Sunday, April 12, 2020

Liberation Allegories



As people all over the world celebrate, or recently celebrated Passover and Easter, I think about how both of those stories have never felt more relevant. To jog your memory, Passover is the story of Moses, the burning bush, and the 10 commandments. What I want to focus on in this post is the part where Moses commanded the Egyptian Pharaoh of the time to let the enslaved Jews go free and the Pharaoh refused. As retribution, God delivered 10 plagues. I’m not going to relay the whole story (you can read the rest here), but if I had to sum up the story of Passover, it’s about escaping plagues and seeking freedom.

It’s interesting to me the Hebrew word for Egypt, Mitzrayim, also means narrow spaces. I find that especially symbolic right now as we’re all in this global pandemic and under quarantine. We’re in a tight, narrow space, but Passover is the story of moving through that, of fleeing into freedom.

Spiritual writer
This picture evoked the burning bush and liberation for me. Photo by Will Truettner on Unsplash

Easter has a similar story of freedom. The way I’ve heard author Glennon Doyle characterize Easter is it’s a story of pain (i.e., the crucifixion), then the waiting (when Jesus was in a cave), and then the rising (when he resurrected). We are collectively in the waiting place, waiting for the rising, metaphorically speaking. We’re also collectively in the tight, narrow space, as we are besieged by the COVID-19 plague.

These holidays remind us of the deep, dark, painful things that happen to us in life, sometimes personally and sometimes in society, as well as the relief from no longer being there. These holidays celebrate the thrill of leaving those narrow spaces behind and being able to roam free. Passover and Easter are holidays that celebrate hope and courage without omitting the pain. We will eventually reach the promised land, so to speak, not without cost, but it will come.

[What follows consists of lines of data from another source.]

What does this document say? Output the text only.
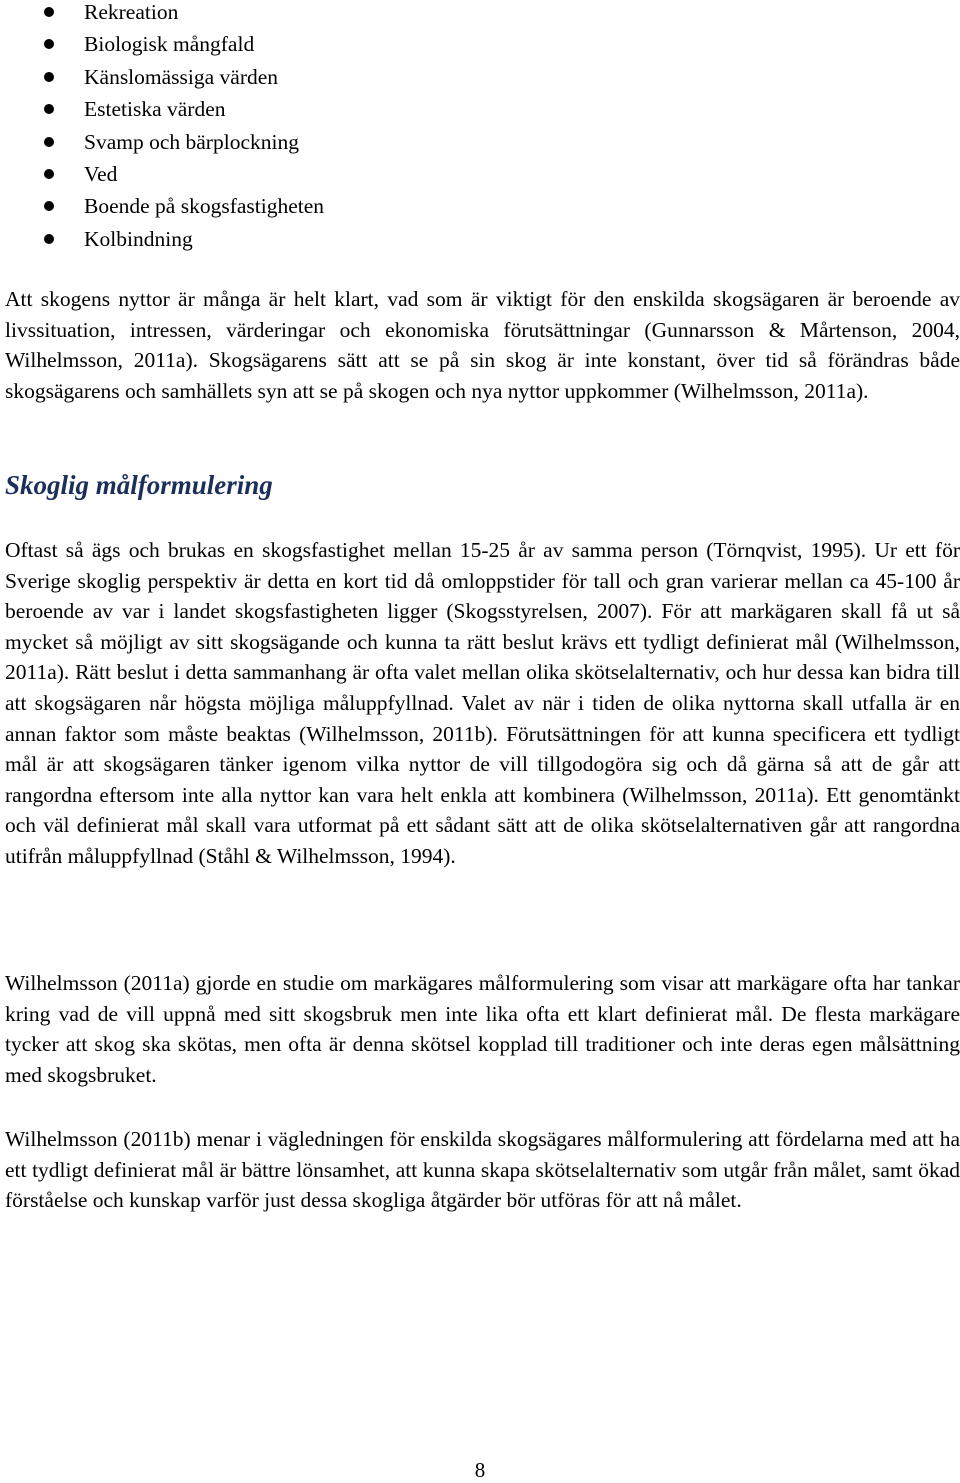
Rekreation
Biologisk mångfald
Känslomässiga värden
Estetiska värden
Svamp och bärplockning
Ved
Boende på skogsfastigheten
Kolbindning

Att skogens nyttor är många är helt klart, vad som är viktigt för den enskilda skogsägaren är beroende av livssituation, intressen, värderingar och ekonomiska förutsättningar (Gunnarsson & Mårtenson, 2004, Wilhelmsson, 2011a). Skogsägarens sätt att se på sin skog är inte konstant, över tid så förändras både skogsägarens och samhällets syn att se på skogen och nya nyttor uppkommer (Wilhelmsson, 2011a).

Skoglig målformulering

Oftast så ägs och brukas en skogsfastighet mellan 15-25 år av samma person (Törnqvist, 1995). Ur ett för Sverige skoglig perspektiv är detta en kort tid då omloppstider för tall och gran varierar mellan ca 45-100 år beroende av var i landet skogsfastigheten ligger (Skogsstyrelsen, 2007). För att markägaren skall få ut så mycket så möjligt av sitt skogsägande och kunna ta rätt beslut krävs ett tydligt definierat mål (Wilhelmsson, 2011a). Rätt beslut i detta sammanhang är ofta valet mellan olika skötselalternativ, och hur dessa kan bidra till att skogsägaren når högsta möjliga måluppfyllnad. Valet av när i tiden de olika nyttorna skall utfalla är en annan faktor som måste beaktas (Wilhelmsson, 2011b). Förutsättningen för att kunna specificera ett tydligt mål är att skogsägaren tänker igenom vilka nyttor de vill tillgodogöra sig och då gärna så att de går att rangordna eftersom inte alla nyttor kan vara helt enkla att kombinera (Wilhelmsson, 2011a). Ett genomtänkt och väl definierat mål skall vara utformat på ett sådant sätt att de olika skötselalternativen går att rangordna utifrån måluppfyllnad (Ståhl & Wilhelmsson, 1994).

Wilhelmsson (2011a) gjorde en studie om markägares målformulering som visar att markägare ofta har tankar kring vad de vill uppnå med sitt skogsbruk men inte lika ofta ett klart definierat mål. De flesta markägare tycker att skog ska skötas, men ofta är denna skötsel kopplad till traditioner och inte deras egen målsättning med skogsbruket.

Wilhelmsson (2011b) menar i vägledningen för enskilda skogsägares målformulering att fördelarna med att ha ett tydligt definierat mål är bättre lönsamhet, att kunna skapa skötselalternativ som utgår från målet, samt ökad förståelse och kunskap varför just dessa skogliga åtgärder bör utföras för att nå målet.

8
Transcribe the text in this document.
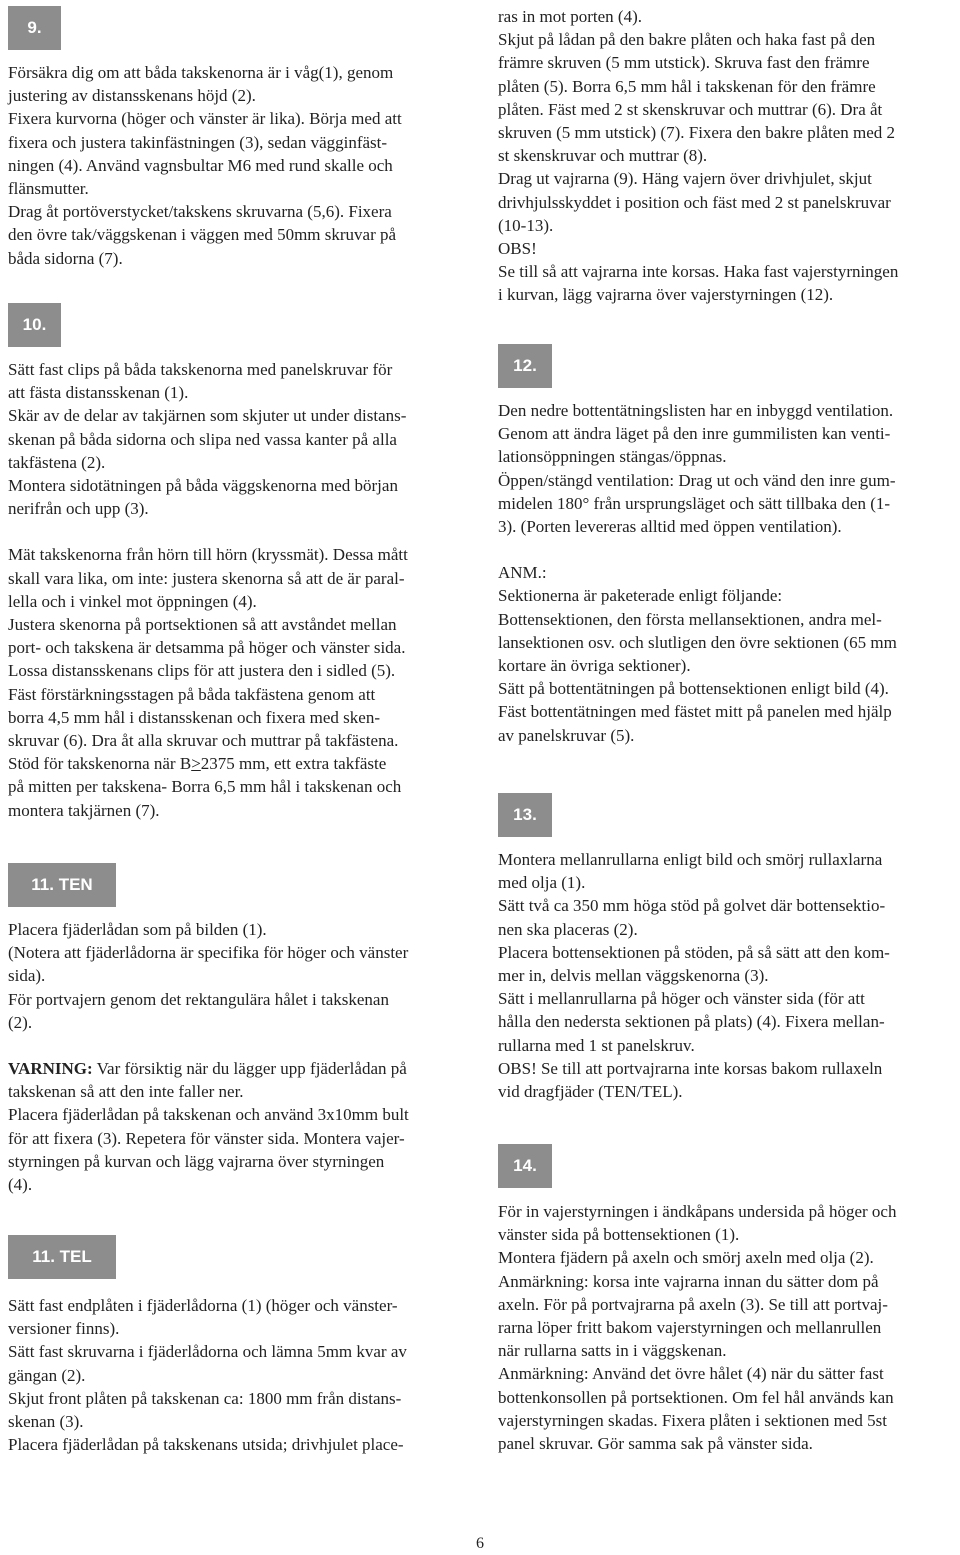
9.

Försäkra dig om att båda takskenorna är i våg(1), genom

justering av distansskenans höjd (2).

Fixera kurvorna (höger och vänster är lika). Börja med att

fixera och justera takinfästningen (3), sedan vägginfäst-

ningen (4). Använd vagnsbultar M6 med rund skalle och

flänsmutter.

Drag åt portöverstycket/takskens skruvarna (5,6). Fixera

den övre tak/väggskenan i väggen med 50mm skruvar på

båda sidorna (7).

10.

Sätt fast clips på båda takskenorna med panelskruvar för

att fästa distansskenan (1).

Skär av de delar av takjärnen som skjuter ut under distans-

skenan på båda sidorna och slipa ned vassa kanter på alla

takfästena (2).

Montera sidotätningen på båda väggskenorna med början

nerifrån och upp (3).

Mät takskenorna från hörn till hörn (kryssmät). Dessa mått

skall vara lika, om inte: justera skenorna så att de är paral-

lella och i vinkel mot öppningen (4).

Justera skenorna på portsektionen så att avståndet mellan

port- och takskena är detsamma på höger och vänster sida.

Lossa distansskenans clips för att justera den i sidled (5).

Fäst förstärkningsstagen på båda takfästena genom att

borra 4,5 mm hål i distansskenan och fixera med sken-

skruvar (6). Dra åt alla skruvar och muttrar på takfästena.

Stöd för takskenorna när B>2375 mm, ett extra takfäste

på mitten per takskena- Borra 6,5 mm hål i takskenan och

montera takjärnen (7).

11. TEN

Placera fjäderlådan som på bilden (1).

(Notera att fjäderlådorna är specifika för höger och vänster

sida).

För portvajern genom det rektangulära hålet i takskenan

(2).

VARNING: Var försiktig när du lägger upp fjäderlådan på

takskenan så att den inte faller ner.

Placera fjäderlådan på takskenan och använd 3x10mm bult

för att fixera (3). Repetera för vänster sida. Montera vajer-

styrningen på kurvan och lägg vajrarna över styrningen

(4).

11. TEL

Sätt fast endplåten i fjäderlådorna (1) (höger och vänster-

versioner finns).

Sätt fast skruvarna i fjäderlådorna och lämna 5mm kvar av

gängan (2).

Skjut front plåten på takskenan ca: 1800 mm från distans-

skenan (3).

Placera fjäderlådan på takskenans utsida; drivhjulet place-

ras in mot porten (4).

Skjut på lådan på den bakre plåten och haka fast på den

främre skruven (5 mm utstick). Skruva fast den främre

plåten (5). Borra 6,5 mm hål i takskenan för den främre

plåten. Fäst med 2 st skenskruvar och muttrar (6). Dra åt

skruven (5 mm utstick) (7). Fixera den bakre plåten med 2

st skenskruvar och muttrar (8).

Drag ut vajrarna (9). Häng vajern över drivhjulet, skjut

drivhjulsskyddet i position och fäst med 2 st panelskruvar

(10-13).

OBS!

Se till så att vajrarna inte korsas. Haka fast vajerstyrningen

i kurvan, lägg vajrarna över vajerstyrningen (12).

12.

Den nedre bottentätningslisten har en inbyggd ventilation.

Genom att ändra läget på den inre gummilisten kan venti-

lationsöppningen stängas/öppnas.

Öppen/stängd ventilation: Drag ut och vänd den inre gum-

midelen 180° från ursprungsläget och sätt tillbaka den (1-

3). (Porten levereras alltid med öppen ventilation).

ANM.:

Sektionerna är paketerade enligt följande:

Bottensektionen, den första mellansektionen, andra mel-

lansektionen osv. och slutligen den övre sektionen (65 mm

kortare än övriga sektioner).

Sätt på bottentätningen på bottensektionen enligt bild (4).

Fäst bottentätningen med fästet mitt på panelen med hjälp

av panelskruvar (5).

13.

Montera mellanrullarna enligt bild och smörj rullaxlarna

med olja (1).

Sätt två ca 350 mm höga stöd på golvet där bottensektio-

nen ska placeras (2).

Placera bottensektionen på stöden, på så sätt att den kom-

mer in, delvis mellan väggskenorna (3).

Sätt i mellanrullarna på höger och vänster sida (för att

hålla den nedersta sektionen på plats) (4). Fixera mellan-

rullarna med 1 st panelskruv.

OBS! Se till att portvajrarna inte korsas bakom rullaxeln

vid dragfjäder (TEN/TEL).

14.

För in vajerstyrningen i ändkåpans undersida på höger och

vänster sida på bottensektionen (1).

Montera fjädern på axeln och smörj axeln med olja (2).

Anmärkning: korsa inte vajrarna innan du sätter dom på

axeln. För på portvajrarna på axeln (3). Se till att portvaj-

rarna löper fritt bakom vajerstyrningen och mellanrullen

när rullarna satts in i väggskenan.

Anmärkning: Använd det övre hålet (4) när du sätter fast

bottenkonsollen på portsektionen. Om fel hål används kan

vajerstyrningen skadas. Fixera plåten i sektionen med 5st

panel skruvar. Gör samma sak på vänster sida.

6
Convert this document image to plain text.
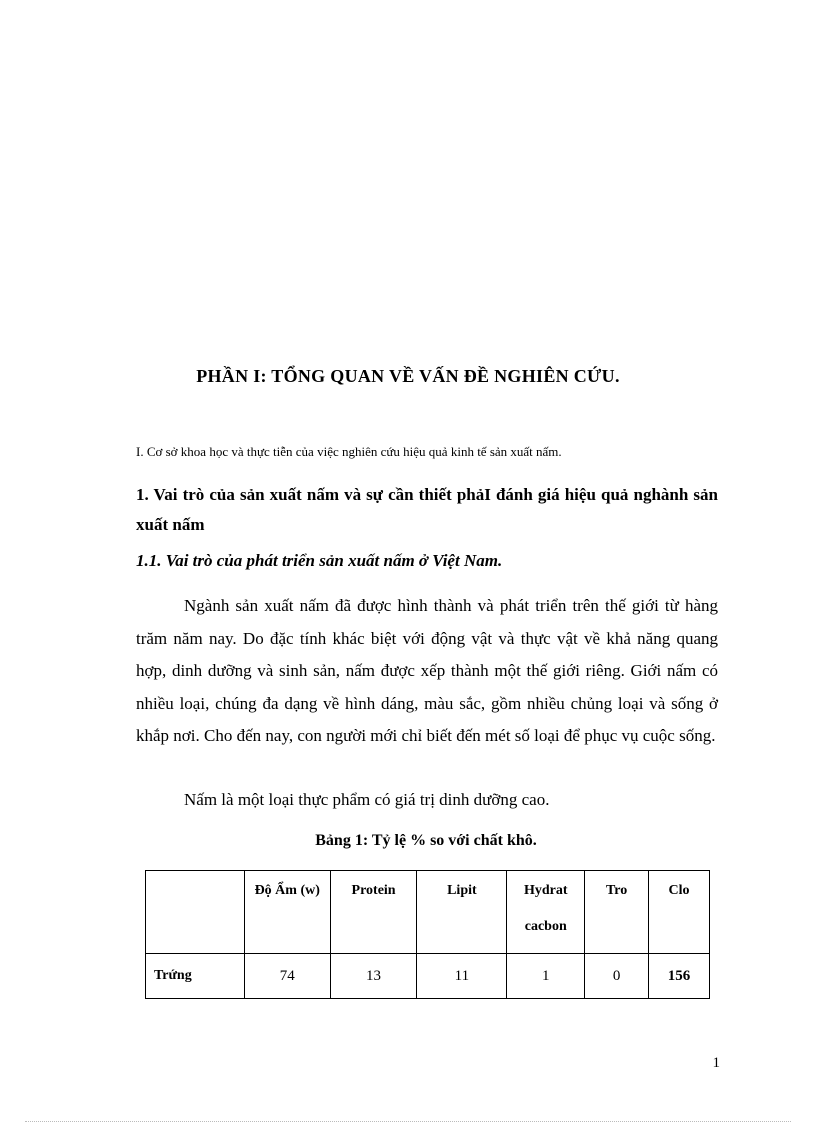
PHẦN I: TỔNG QUAN VỀ VẤN ĐỀ NGHIÊN CỨU.
I. Cơ sở khoa học và thực tiễn của việc nghiên cứu hiệu quả kinh tế sản xuất nấm.
1. Vai trò của sản xuất nấm và sự cần thiết phảI đánh giá hiệu quả nghành sản xuất nấm
1.1. Vai trò của phát triển sản xuất nấm ở Việt Nam.

Ngành sản xuất nấm đã được hình thành và phát triển trên thế giới từ hàng trăm năm nay. Do đặc tính khác biệt với động vật và thực vật về khả năng quang hợp, dinh dưỡng và sinh sản, nấm được xếp thành một thế giới riêng. Giới nấm có nhiều loại, chúng đa dạng về hình dáng, màu sắc, gồm nhiều chủng loại và sống ở khắp nơi. Cho đến nay, con người mới chỉ biết đến mét số loại để phục vụ cuộc sống.

Nấm là một loại thực phẩm có giá trị dinh dưỡng cao.

Bảng 1: Tỷ lệ % so với chất khô.
	Độ Ẩm (w)	Protein	Lipit	Hydrat cacbon	Tro	Clo
Trứng	74	13	11	1	0	156
1
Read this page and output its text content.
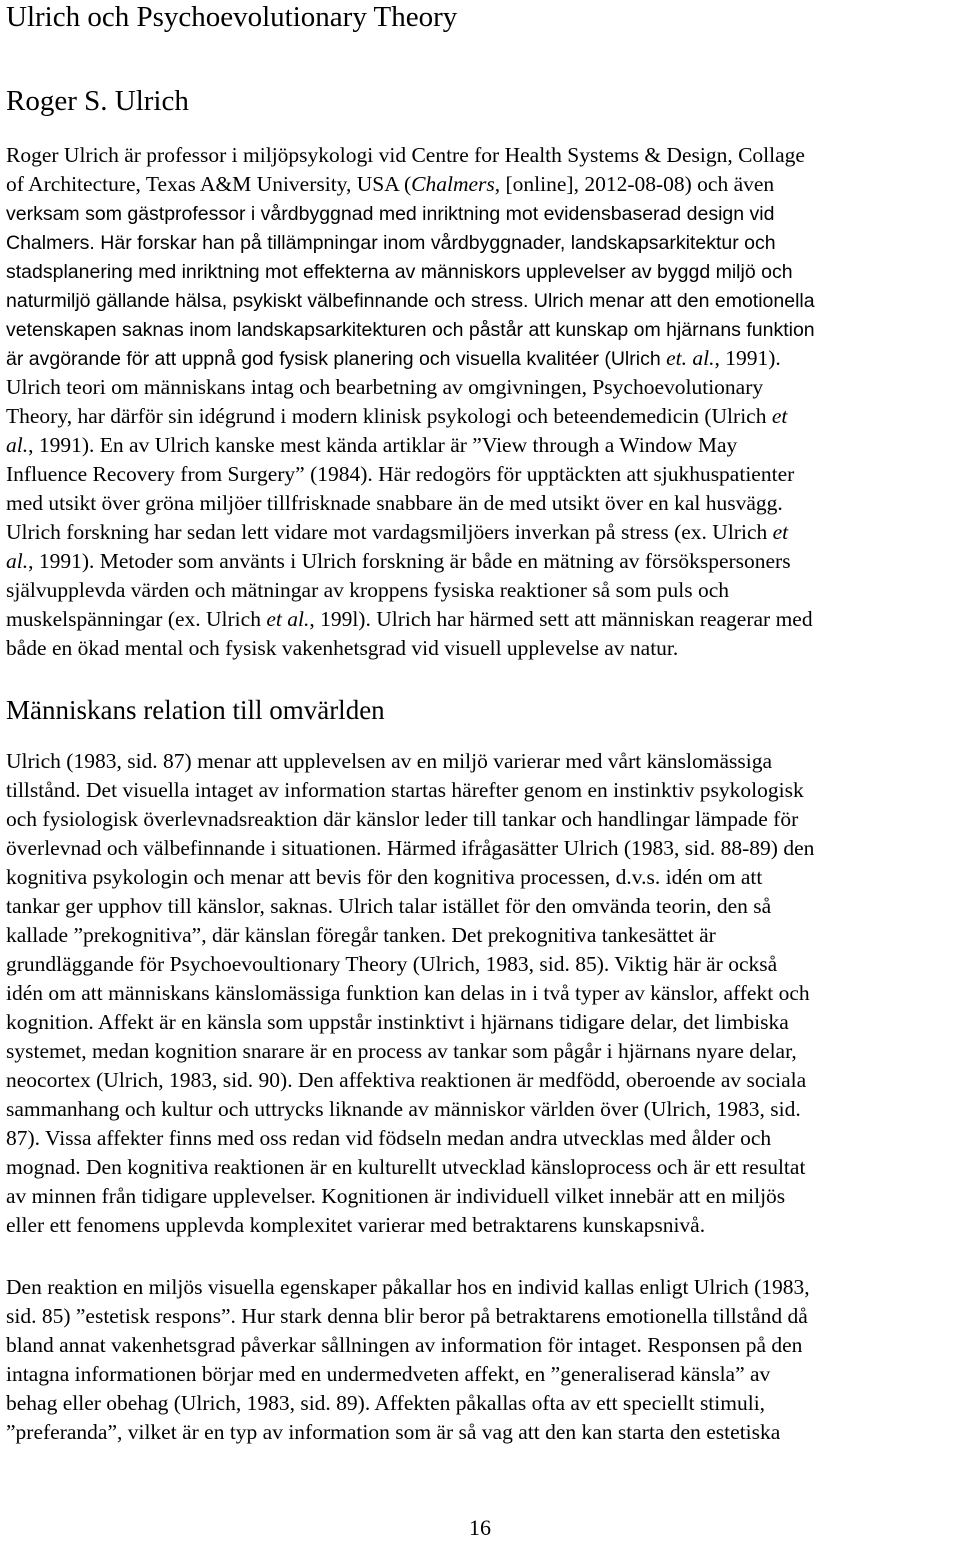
Ulrich och Psychoevolutionary Theory
Roger S. Ulrich
Roger Ulrich är professor i miljöpsykologi vid Centre for Health Systems & Design, Collage
of Architecture, Texas A&M University, USA (Chalmers, [online], 2012-08-08) och även
verksam som gästprofessor i vårdbyggnad med inriktning mot evidensbaserad design vid
Chalmers. Här forskar han på tillämpningar inom vårdbyggnader, landskapsarkitektur och
stadsplanering med inriktning mot effekterna av människors upplevelser av byggd miljö och
naturmiljö gällande hälsa, psykiskt välbefinnande och stress. Ulrich menar att den emotionella
vetenskapen saknas inom landskapsarkitekturen och påstår att kunskap om hjärnans funktion
är avgörande för att uppnå god fysisk planering och visuella kvalitéer (Ulrich et. al., 1991).
Ulrich teori om människans intag och bearbetning av omgivningen, Psychoevolutionary
Theory, har därför sin idégrund i modern klinisk psykologi och beteendemedicin (Ulrich et
al., 1991). En av Ulrich kanske mest kända artiklar är ”View through a Window May
Influence Recovery from Surgery” (1984). Här redogörs för upptäckten att sjukhuspatienter
med utsikt över gröna miljöer tillfrisknade snabbare än de med utsikt över en kal husvägg.
Ulrich forskning har sedan lett vidare mot vardagsmiljöers inverkan på stress (ex. Ulrich et
al., 1991). Metoder som använts i Ulrich forskning är både en mätning av försökspersoners
självupplevda värden och mätningar av kroppens fysiska reaktioner så som puls och
muskelspänningar (ex. Ulrich et al., 199l). Ulrich har härmed sett att människan reagerar med
både en ökad mental och fysisk vakenhetsgrad vid visuell upplevelse av natur.
Människans relation till omvärlden
Ulrich (1983, sid. 87) menar att upplevelsen av en miljö varierar med vårt känslomässiga
tillstånd. Det visuella intaget av information startas härefter genom en instinktiv psykologisk
och fysiologisk överlevnadsreaktion där känslor leder till tankar och handlingar lämpade för
överlevnad och välbefinnande i situationen. Härmed ifrågasätter Ulrich (1983, sid. 88-89) den
kognitiva psykologin och menar att bevis för den kognitiva processen, d.v.s. idén om att
tankar ger upphov till känslor, saknas. Ulrich talar istället för den omvända teorin, den så
kallade ”prekognitiva”, där känslan föregår tanken. Det prekognitiva tankesättet är
grundläggande för Psychoevoultionary Theory (Ulrich, 1983, sid. 85). Viktig här är också
idén om att människans känslomässiga funktion kan delas in i två typer av känslor, affekt och
kognition. Affekt är en känsla som uppstår instinktivt i hjärnans tidigare delar, det limbiska
systemet, medan kognition snarare är en process av tankar som pågår i hjärnans nyare delar,
neocortex (Ulrich, 1983, sid. 90). Den affektiva reaktionen är medfödd, oberoende av sociala
sammanhang och kultur och uttrycks liknande av människor världen över (Ulrich, 1983, sid.
87). Vissa affekter finns med oss redan vid födseln medan andra utvecklas med ålder och
mognad. Den kognitiva reaktionen är en kulturellt utvecklad känsloprocess och är ett resultat
av minnen från tidigare upplevelser. Kognitionen är individuell vilket innebär att en miljös
eller ett fenomens upplevda komplexitet varierar med betraktarens kunskapsnivå.
Den reaktion en miljös visuella egenskaper påkallar hos en individ kallas enligt Ulrich (1983,
sid. 85) ”estetisk respons”. Hur stark denna blir beror på betraktarens emotionella tillstånd då
bland annat vakenhetsgrad påverkar sållningen av information för intaget. Responsen på den
intagna informationen börjar med en undermedveten affekt, en ”generaliserad känsla” av
behag eller obehag (Ulrich, 1983, sid. 89). Affekten påkallas ofta av ett speciellt stimuli,
”preferanda”, vilket är en typ av information som är så vag att den kan starta den estetiska
16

I also think about a quote I repeat regularly from my spiritual teacher who said, “Difficulties can never be greater than your capacity to solve them.” Right now our difficulties may feel insurmountable, but the holidays many of us are celebrating remind us that’s not true. The holidays remind us it can take a while, a long, long while, but eventually liberation happens.

It’s premature to celebrate just yet, but I know it’s coming. That little bit of hope is what keeps me going. I want to know what’s on the other side of all this. Don’t you? How will I be changed and how will society be changed? Right now we don’t know yet because we’re in the middle of the story, but oh my goodness, I can’t wait to find out what’s next.

I dream of a world where we remember no matter what we’re going through, eventually it will pass. A world where we remember we, too, will be liberated from our narrow spaces at some point. A world where we take heart in stories from the past and use them as fuel for the future.

Another world is not only possible, it’s probable.